O episódio final de um documentário sobre as suspeitas de assassinato sobre um milionário americano teve mais de um milhão de telespectadores um dia após a prisão de seu personagem principal. O diretor Andrew Jarecki acompanhou a história do excêntrico Robert Durst, suspeito de matar sua mulher em 1982 e, anos depois, uma amiga da família, entrevistando-o por duas vezes, em 2010 e 2012.

Durst, de 71 anos, também foi a julgamento em 2003 acusado de matar um vizinho dois anos antes. Ele alegou legítima defesa e foi inocentado do caso. O milionário, que é herdeiro de um império imobiliário de Nova York, sempre alegara inocência. Ele foi preso na noite de sábado [15/3] em Nova Orleans e indiciado pela morte da amiga Susan Berman, em 2000. Susan foi assassinada um dia antes de depor sobre o desaparecimento da mulher de Durst, Kathleen.

Confissão acidental

Na noite seguinte à prisão, o sexto e último episódio do programa The Jinx: The Life and Deaths of Robert Durst (O Pé-frio: a vida e as mortes de Robert Durst) foi ao ar na HBO com uma revelação bombástica: uma aparente confissão de culpa do milionário.

A confissão foi conseguida por acidente, quando Durst foi ao banheiro, após uma das entrevistas, sem perceber que ainda tinha um microfone preso à roupa. “O que foi que eu fiz? Matei todos eles, é claro”, disse a si mesmo dentro do banheiro, sem desconfiar que estava sendo gravado.

O fato da prisão de Durst ter coincidido com a apresentação do último capítulo do documentário levantou desconfianças de que Andrew Jarecki e a polícia de Los Angeles tivessem segurado o desfecho a fim de conferir dramaticidade e garantir audiência ao programa. O diretor, no entanto, nega a suposta parceria com a polícia e diz que não possui esse tipo de poder.

Segundo ele, o material gravado acidentalmente no banheiro foi descoberto dois anos depois da entrevista, quando um editor analisava as gravações.

The Jinx foi um dos temas mais populares no Twitter nos EUA na noite de exibição de seu último episódio.

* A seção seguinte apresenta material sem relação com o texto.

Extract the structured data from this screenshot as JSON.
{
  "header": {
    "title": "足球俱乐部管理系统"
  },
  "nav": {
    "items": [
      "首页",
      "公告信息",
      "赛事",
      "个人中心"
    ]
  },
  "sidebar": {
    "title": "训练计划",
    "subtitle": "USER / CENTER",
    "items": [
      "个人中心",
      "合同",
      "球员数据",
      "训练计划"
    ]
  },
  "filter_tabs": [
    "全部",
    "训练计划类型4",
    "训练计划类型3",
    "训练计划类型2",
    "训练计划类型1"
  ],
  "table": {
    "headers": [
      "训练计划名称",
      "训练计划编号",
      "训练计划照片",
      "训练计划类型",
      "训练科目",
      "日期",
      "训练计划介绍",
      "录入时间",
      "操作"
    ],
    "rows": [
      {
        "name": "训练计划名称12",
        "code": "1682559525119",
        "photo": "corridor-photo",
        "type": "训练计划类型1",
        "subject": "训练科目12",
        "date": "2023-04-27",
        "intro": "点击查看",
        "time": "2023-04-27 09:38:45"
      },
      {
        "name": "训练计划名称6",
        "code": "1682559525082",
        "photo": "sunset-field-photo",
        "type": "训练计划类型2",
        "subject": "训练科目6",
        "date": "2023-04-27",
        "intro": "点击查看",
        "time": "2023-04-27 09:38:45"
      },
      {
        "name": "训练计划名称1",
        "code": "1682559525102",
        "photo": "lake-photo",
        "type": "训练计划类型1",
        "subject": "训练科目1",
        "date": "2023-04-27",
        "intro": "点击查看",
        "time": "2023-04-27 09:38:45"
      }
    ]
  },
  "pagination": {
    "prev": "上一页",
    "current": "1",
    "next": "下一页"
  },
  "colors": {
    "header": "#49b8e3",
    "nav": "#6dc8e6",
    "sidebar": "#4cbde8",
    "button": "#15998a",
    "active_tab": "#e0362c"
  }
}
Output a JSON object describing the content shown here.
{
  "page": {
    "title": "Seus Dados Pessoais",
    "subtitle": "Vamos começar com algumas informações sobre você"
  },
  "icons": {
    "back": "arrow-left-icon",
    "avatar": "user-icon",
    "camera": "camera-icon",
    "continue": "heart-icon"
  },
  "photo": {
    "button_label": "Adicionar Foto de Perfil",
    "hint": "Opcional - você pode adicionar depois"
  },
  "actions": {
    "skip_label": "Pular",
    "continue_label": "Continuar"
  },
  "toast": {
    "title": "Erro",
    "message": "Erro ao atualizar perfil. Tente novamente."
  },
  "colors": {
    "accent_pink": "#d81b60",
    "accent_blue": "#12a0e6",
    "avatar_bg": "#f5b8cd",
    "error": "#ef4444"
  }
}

De acordo com a medição do Nielsen Twitter TV Ratings, foram 35 mil tuítes, vistos 11,1 milhões de vezes por 2,8 milhões de pessoas.

Ética e justiça

Mas a exibição do documentário provocou debates sobre questões éticas. Os produtores deveriam ter exibido a confissão, ou ao menos avisado Durst de que ele havia sido gravado? Em uma cena do episódio final, o diretor confronta o milionário diante de novas provas. “Deveriam os produtores ter permitido que a polícia interrogasse Jarecki [o diretor] sobre as novas evidências primeiro? Eles os colocaram – e a outros – em perigo ao falar primeiro com Durst sobre elas? Quando eles teriam a obrigação de contar às autoridades?”, questiona Eliana Dockterman em artigo no site da revista Time.

Para Jonathan Mahler, em artigo no New York Times, a prisão do milionário foi, para o documentário, “o tipo de publicidade que você não pode comprar”. Segundo ele, a coincidência de datas entre a prisão e a exibição do episódio final foi algo grandioso, mas, justamente por isso, provocou as tais questões éticas. “Quando os cineastas compartilharam suas descobertas incriminatórias com a polícia? Teria a justiça sido adiada – e um suspeito de assassinato deixado livre – em nome do documentário?”, questiona.

Jarecki e o produtor Marc Smerling entrevistaram Durst em dezembro de 2010, em Los Angeles, e em abril de 2012, em Nova York. Eles dizem que informaram à polícia sobre estes encontros somente em outubro de 2012, porque queriam terminar seu trabalho com o milionário sem sofrer interferência. “Obviamente, não somos agentes da lei, e é importante que mantenhamos nossas posições de jornalistas e documentaristas”, afirmou Jarecki ao Times, insistindo que não houve nenhuma parceria com a polícia para que a prisão coincidisse com o fim do documentário.